The technical problems are somewhat more pedestrian, although they’re of the “visible machinery” kind that I’m always interested in—being able to see how a piece of art works. In the first book, having converted the main character (Pellaz) into a har, Constantine needs to show off the variations in her idea, so she sends Pellaz on a world tour, which is supposedly necessary for him to learn the various skills required to advance through the steps-and-castes system of Wraeththu civilization. It’s kind of funny, actually; you can almost hear the boards creak as Constantine shepherds you around the whole stage to show you every corner of the set she built.

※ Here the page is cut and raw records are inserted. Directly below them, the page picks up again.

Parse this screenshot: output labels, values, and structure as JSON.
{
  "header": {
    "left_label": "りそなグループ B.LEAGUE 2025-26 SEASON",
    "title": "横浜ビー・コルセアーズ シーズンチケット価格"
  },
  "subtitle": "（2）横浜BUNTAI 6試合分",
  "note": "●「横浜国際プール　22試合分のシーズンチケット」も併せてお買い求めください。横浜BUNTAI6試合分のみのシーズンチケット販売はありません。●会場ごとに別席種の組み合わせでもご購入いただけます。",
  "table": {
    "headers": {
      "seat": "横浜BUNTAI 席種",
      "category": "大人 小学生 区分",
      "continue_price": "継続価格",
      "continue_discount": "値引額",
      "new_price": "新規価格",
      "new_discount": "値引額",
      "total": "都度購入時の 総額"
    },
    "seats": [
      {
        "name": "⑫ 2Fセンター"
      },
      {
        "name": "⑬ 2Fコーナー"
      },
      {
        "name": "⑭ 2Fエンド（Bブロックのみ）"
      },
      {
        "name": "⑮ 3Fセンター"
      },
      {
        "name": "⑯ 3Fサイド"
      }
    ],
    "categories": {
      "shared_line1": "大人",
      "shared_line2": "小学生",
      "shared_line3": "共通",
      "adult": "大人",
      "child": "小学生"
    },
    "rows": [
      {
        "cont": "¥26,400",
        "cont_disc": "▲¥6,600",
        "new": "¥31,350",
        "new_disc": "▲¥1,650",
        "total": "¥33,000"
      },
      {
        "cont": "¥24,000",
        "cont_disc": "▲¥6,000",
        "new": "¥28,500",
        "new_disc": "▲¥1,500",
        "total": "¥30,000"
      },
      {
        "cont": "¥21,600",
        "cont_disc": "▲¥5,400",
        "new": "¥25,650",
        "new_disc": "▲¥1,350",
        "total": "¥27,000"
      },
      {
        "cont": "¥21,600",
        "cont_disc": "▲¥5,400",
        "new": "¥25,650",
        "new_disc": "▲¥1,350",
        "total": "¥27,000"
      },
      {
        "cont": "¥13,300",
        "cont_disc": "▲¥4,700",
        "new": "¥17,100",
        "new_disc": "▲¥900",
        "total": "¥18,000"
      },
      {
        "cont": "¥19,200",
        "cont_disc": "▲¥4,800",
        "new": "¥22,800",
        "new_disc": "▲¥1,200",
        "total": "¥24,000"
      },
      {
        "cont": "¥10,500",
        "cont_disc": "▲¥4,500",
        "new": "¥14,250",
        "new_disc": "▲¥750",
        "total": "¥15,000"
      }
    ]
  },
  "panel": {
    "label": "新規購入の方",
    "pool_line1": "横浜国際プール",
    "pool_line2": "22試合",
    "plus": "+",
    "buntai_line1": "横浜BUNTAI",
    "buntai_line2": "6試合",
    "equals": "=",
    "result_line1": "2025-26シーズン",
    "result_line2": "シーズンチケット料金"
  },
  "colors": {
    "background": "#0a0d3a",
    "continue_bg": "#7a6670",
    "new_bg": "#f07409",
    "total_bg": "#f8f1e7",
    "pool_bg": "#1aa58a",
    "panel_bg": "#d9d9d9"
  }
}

The third book’s basically more of the same, only with a different character and on a different continent.

So like I said, an interesting failure. If nothing else, I think it shows that Rich’s point—that only sci fi can really try to posit new relations to sexuality—while true, assumes an important qualification without expressly mentioning it: Sci fi’s the best arena for that kind of speculation, but that doesn’t give it an automatic leg up on speculating well.